Silvers v. State

68 A.D.3d 668 | N.Y. App. Div. | 2009

*669Claimant insurance broker seeks recoupment of money from defendant State Insurance Fund (SIF) that he was compelled to pay one of his clients after it was determined that he had negligently failed to obtain workers’ compensation insurance for that entity’s out-of-state employees (see Electronic Servs. Intl. v Silvers, 284 AD2d 367 [2001], lv dismissed 97 NY2d 700 [2002], lv denied 99 NY2d 508 [2003]). Although SIF has never sold out-of-state coverage, claimant maintains that one of SIF’s field representatives advised him that the policy that he had acquired on behalf of his client would cover its out-of-state employees, and the Court of Claims found the existence of triable issues of fact precluding summary judgment to either side. However, in the absence of any evidence that this field representative was authorized to speak for SIF with respect to coverage for out-of-state employees, any statement on his part is not an admission that can be received in evidence against the principal (see Loschiavo v Port Auth. of N.Y. & N. J., 58 NY2d 1040 [1983]; Aquino v Kuczinski, Vila & Assoc., P.C., 39 AD3d 216, 221 [2007]).

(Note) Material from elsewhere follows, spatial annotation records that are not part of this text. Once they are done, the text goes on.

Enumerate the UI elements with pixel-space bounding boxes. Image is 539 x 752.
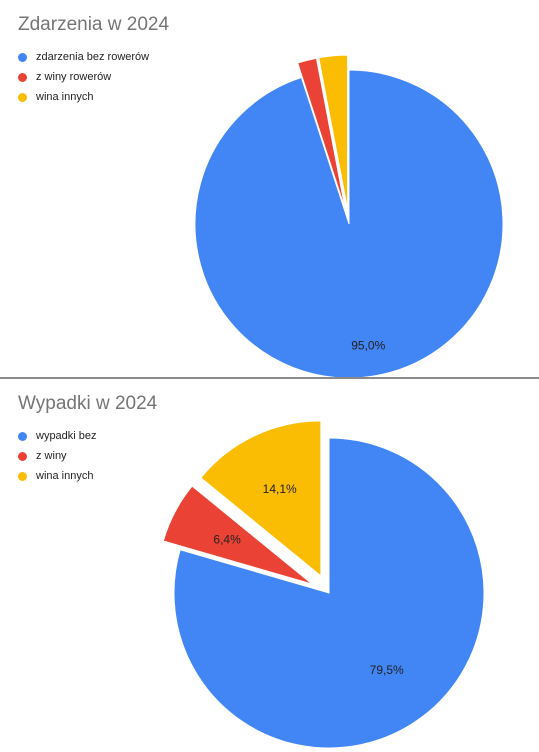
- slice-value-label: 6,4%: [213, 532, 241, 546]
- pie-slice-zdarzenia-bez-rowerow[interactable]: [194, 69, 504, 377]
- chart-panel-wypadki: Wypadki w 2024 wypadki bez z winy wina i…: [0, 379, 539, 752]
- legend-label: zdarzenia bez rowerów: [36, 51, 150, 63]
- legend-item[interactable]: zdarzenia bez rowerów: [18, 47, 149, 67]
- legend-swatch: [18, 52, 27, 62]
- legend-swatch: [18, 451, 27, 461]
- slice-value-label: 79,5%: [370, 663, 404, 677]
- legend-label: z winy: [36, 450, 67, 462]
- chart-panel-zdarzenia: Zdarzenia w 2024 zdarzenia bez rowerów z…: [18, 14, 504, 377]
- legend-label: wina innych: [36, 91, 94, 103]
- chart-title: Zdarzenia w 2024: [18, 14, 170, 35]
- legend-item[interactable]: z winy: [18, 446, 97, 466]
- chart-legend: wypadki bez z winy wina innych: [18, 426, 97, 486]
- legend-swatch: [18, 92, 27, 102]
- legend-item[interactable]: wina innych: [18, 466, 97, 486]
- pie-chart: 95,0%: [194, 54, 504, 377]
- slice-value-label: 95,0%: [351, 339, 385, 353]
- pie-slice-wina-innych[interactable]: [318, 54, 349, 210]
- pie-slice-z-winy[interactable]: [162, 485, 313, 585]
- slice-value-label: 14,1%: [263, 482, 297, 496]
- chart-divider: [0, 377, 539, 379]
- legend-item[interactable]: z winy rowerów: [18, 67, 149, 87]
- chart-title: Wypadki w 2024: [18, 393, 158, 414]
- legend-item[interactable]: wypadki bez: [18, 426, 97, 446]
- legend-swatch: [18, 72, 27, 82]
- pie-slice-z-winy-rowerow[interactable]: [297, 57, 346, 210]
- pie-chart: 79,5% 6,4% 14,1%: [162, 420, 485, 749]
- pie-slice-wina-innych[interactable]: [200, 420, 322, 577]
- chart-legend: zdarzenia bez rowerów z winy rowerów win…: [18, 47, 149, 107]
- legend-swatch: [18, 471, 27, 481]
- legend-label: wypadki bez: [36, 430, 97, 442]
- legend-label: z winy rowerów: [36, 71, 112, 83]
- pie-slice-wypadki-bez[interactable]: [173, 437, 485, 749]
- legend-item[interactable]: wina innych: [18, 87, 149, 107]
- legend-label: wina innych: [36, 470, 94, 482]
- legend-swatch: [18, 431, 27, 441]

Furthermore, even assuming that such field representative could bind SIF by his statements to claimant, any reliance by claimant upon the representative’s purported misrepresentations was unreasonable as a matter of law. “A claim for negligent misrepresentation requires the [claimant] to demonstrate (1) the existence of a special or privity-like relationship imposing a duty on the defendant to impart correct information to the [claimant]; (2) that the information was incorrect; and (3) reasonable reliance on the information” (J.A.O. Acquisition Corp. v Stavitsky, 8 NY3d 144, 148 [2007]). Here, apart from the fact that the arm’s length business relationship, such as that between claimant and the field representative, is not generally considered to be of the sort of a confidential or fiduciary nature that would support a cause of action for negligent misrepresentation (see e.g. Dobroshi v Bank of Am., N.A., 65 AD3d 882, 884 [2009]), claimant, as a sophisticated insurance broker, is unable to show any reasonable reliance upon the representative’s alleged misrepresentations inasmuch as a broker is presumed to have read, and have knowledge of, the insurance *670policy that is being procured on behalf of the insured (see Western Bldg. Restoration Co., Inc. v Lovell Safety Mgt. Co., LLC, 61 AD3d 1095, 1100 [2009]; Greater N.Y. Mut. Ins. Co. v White Knight Restoration, 7 AD3d 292 [2004]). Concur — Mazzarelli, J.P., Catterson, Moskowitz, Richter and ManzanetDaniels, JJ.